The most delicious way to pickle chili peppers, crisp and refreshing, and with rice, you can eat them in the morning and at night!



Pickled chili peppers are easy to make and go well with rice, and my family makes some every week.

Pickled chili peppers: Ingredients: line pepper, cooking oil, soy sauce, star anise, cinnamon, star anise, bay leaves, Sichuan pepper, garlic, celery.

1. The skin of the pepper is thin and the meat is thick, and the spiciness is moderate, which is suitable for pickling into small pickles. Wash and chop the peppercorns. Cut the garlic into slices.

2. Wash the celery and chop it. Celery is rich in vitamins, dietary fiber, and has a strong fragrance. Add some garlic, celery or coriander root to pickles, which can enrich the flavor of pickles, and the vitamins in these side dishes can also reduce nitrite production.

3. Pour the pepper, celery and garlic slices into a clean glass bowl, pour in the soy sauce that has not covered the ingredients and mix well.
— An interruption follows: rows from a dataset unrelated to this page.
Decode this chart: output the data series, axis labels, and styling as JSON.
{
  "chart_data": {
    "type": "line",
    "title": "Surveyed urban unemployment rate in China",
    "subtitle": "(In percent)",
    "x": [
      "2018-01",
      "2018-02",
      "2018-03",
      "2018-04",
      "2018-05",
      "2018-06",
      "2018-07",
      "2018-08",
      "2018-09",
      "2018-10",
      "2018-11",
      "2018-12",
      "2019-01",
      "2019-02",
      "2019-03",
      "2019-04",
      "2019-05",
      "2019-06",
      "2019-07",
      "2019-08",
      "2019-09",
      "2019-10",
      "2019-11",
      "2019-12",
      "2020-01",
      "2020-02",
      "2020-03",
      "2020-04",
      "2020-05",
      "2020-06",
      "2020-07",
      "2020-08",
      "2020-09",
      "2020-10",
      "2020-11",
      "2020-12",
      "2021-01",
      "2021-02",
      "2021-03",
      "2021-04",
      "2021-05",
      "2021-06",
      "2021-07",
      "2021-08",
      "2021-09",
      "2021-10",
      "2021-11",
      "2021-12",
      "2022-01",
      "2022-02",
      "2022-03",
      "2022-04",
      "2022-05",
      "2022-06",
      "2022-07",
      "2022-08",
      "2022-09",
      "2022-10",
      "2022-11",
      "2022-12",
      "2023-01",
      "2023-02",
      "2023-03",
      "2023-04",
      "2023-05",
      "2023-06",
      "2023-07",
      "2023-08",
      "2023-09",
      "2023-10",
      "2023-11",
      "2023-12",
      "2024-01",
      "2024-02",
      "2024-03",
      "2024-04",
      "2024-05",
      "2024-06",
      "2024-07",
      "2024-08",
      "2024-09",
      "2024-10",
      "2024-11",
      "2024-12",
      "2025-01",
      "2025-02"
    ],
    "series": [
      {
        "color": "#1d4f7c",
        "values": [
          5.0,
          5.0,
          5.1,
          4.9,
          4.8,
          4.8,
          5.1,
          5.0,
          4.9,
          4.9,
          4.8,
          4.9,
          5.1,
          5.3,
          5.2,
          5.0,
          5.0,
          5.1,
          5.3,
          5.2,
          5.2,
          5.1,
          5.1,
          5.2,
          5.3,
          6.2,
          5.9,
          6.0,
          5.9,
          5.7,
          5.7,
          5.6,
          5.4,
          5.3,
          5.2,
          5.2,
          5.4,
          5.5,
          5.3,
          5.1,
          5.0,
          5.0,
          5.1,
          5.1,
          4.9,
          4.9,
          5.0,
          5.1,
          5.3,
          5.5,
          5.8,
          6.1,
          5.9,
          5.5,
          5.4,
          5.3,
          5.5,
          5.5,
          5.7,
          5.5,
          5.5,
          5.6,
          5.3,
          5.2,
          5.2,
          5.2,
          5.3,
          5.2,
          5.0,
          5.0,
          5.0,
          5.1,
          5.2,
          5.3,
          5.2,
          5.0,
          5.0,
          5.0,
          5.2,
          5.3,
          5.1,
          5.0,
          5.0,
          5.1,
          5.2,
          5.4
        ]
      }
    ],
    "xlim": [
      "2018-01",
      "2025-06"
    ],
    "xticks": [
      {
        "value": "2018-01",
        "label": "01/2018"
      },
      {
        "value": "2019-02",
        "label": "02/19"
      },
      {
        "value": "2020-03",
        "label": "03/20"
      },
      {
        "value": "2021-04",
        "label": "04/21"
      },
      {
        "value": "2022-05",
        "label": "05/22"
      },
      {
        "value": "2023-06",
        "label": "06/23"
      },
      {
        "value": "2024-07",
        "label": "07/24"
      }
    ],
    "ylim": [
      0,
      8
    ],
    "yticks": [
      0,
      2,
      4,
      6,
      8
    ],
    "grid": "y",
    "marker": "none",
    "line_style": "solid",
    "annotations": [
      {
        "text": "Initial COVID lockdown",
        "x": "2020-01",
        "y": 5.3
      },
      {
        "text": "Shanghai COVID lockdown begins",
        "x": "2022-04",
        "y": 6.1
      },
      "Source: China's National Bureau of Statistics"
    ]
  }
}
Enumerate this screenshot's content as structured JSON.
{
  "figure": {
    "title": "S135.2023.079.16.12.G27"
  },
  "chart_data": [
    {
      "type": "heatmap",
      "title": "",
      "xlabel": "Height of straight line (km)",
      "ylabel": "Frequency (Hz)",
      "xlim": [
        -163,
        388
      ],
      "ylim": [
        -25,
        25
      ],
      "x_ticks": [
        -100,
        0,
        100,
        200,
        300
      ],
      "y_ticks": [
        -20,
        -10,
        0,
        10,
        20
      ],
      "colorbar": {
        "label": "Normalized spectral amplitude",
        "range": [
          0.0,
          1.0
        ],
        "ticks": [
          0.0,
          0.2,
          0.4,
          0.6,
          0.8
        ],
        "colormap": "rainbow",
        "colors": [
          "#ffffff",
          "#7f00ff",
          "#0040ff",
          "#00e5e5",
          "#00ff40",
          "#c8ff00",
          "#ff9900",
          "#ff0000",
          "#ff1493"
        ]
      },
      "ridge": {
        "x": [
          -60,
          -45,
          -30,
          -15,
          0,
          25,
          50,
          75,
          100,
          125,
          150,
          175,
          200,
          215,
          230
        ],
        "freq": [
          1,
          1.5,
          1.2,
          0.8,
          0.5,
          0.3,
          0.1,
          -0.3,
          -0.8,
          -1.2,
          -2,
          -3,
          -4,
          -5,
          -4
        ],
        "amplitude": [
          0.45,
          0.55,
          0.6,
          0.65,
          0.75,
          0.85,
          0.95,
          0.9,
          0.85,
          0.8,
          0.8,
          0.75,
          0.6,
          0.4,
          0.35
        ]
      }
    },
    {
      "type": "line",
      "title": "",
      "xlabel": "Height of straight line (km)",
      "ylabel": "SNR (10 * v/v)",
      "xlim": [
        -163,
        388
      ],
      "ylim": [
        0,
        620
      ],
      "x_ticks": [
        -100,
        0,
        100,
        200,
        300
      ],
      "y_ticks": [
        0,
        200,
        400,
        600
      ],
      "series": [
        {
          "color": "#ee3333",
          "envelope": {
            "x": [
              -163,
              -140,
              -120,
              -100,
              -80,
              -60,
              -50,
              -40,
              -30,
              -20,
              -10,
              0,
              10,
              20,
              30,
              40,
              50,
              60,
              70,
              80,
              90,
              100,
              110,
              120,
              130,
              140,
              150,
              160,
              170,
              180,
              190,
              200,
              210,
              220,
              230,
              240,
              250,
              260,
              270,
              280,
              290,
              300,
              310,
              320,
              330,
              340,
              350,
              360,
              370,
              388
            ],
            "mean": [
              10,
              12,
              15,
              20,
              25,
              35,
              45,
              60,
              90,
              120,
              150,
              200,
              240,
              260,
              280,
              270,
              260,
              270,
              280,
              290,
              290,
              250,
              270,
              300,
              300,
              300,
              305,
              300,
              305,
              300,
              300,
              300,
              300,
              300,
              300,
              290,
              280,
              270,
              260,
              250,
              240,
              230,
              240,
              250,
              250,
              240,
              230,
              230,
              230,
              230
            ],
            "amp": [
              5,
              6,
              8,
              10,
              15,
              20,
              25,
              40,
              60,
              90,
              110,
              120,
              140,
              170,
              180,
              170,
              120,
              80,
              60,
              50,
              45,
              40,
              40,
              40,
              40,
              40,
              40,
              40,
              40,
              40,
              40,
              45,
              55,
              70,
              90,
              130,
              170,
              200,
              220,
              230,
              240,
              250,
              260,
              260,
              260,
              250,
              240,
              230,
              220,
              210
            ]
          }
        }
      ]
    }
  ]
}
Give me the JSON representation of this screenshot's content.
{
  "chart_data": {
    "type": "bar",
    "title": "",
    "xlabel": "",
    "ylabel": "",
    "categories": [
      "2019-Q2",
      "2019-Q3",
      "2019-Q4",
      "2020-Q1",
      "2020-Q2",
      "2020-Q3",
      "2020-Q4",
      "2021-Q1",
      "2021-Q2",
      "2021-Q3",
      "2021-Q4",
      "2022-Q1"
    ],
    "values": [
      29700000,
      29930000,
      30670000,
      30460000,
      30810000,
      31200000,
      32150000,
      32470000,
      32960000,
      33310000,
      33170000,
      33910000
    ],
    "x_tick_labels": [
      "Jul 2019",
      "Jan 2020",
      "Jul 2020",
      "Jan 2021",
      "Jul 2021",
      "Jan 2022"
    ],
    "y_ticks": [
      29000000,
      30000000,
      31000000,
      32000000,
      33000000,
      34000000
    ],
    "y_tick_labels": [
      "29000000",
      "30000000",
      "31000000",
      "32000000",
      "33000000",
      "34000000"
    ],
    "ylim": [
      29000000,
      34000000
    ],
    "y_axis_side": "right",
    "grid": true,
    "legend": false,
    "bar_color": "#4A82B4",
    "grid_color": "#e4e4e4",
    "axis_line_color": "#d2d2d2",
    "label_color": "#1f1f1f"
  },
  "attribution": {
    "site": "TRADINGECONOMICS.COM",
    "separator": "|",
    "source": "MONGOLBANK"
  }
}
Soybean soy sauce is used to make pickles, and the pickle sauce is fragrant.

4. Pour cooking oil into the pot, put star anise, cinnamon, bay leaves, and peppercorns, turn on low heat on the stove, and fry the spices into spice oil.

Pour the spice oil hot into the soy sauce in a glass bowl, stir a few times and set aside, marinate for 4 to 5 hours and serve.

Use this method to make pickled chili peppers, the taste is oily and crisp, the taste is fresh, fragrant, salty and spicy, a small plate of pickled chili peppers, on white rice porridge, hot steamed buns, fragrant and spicy appetizing and rice, the more you eat, the more you love to eat.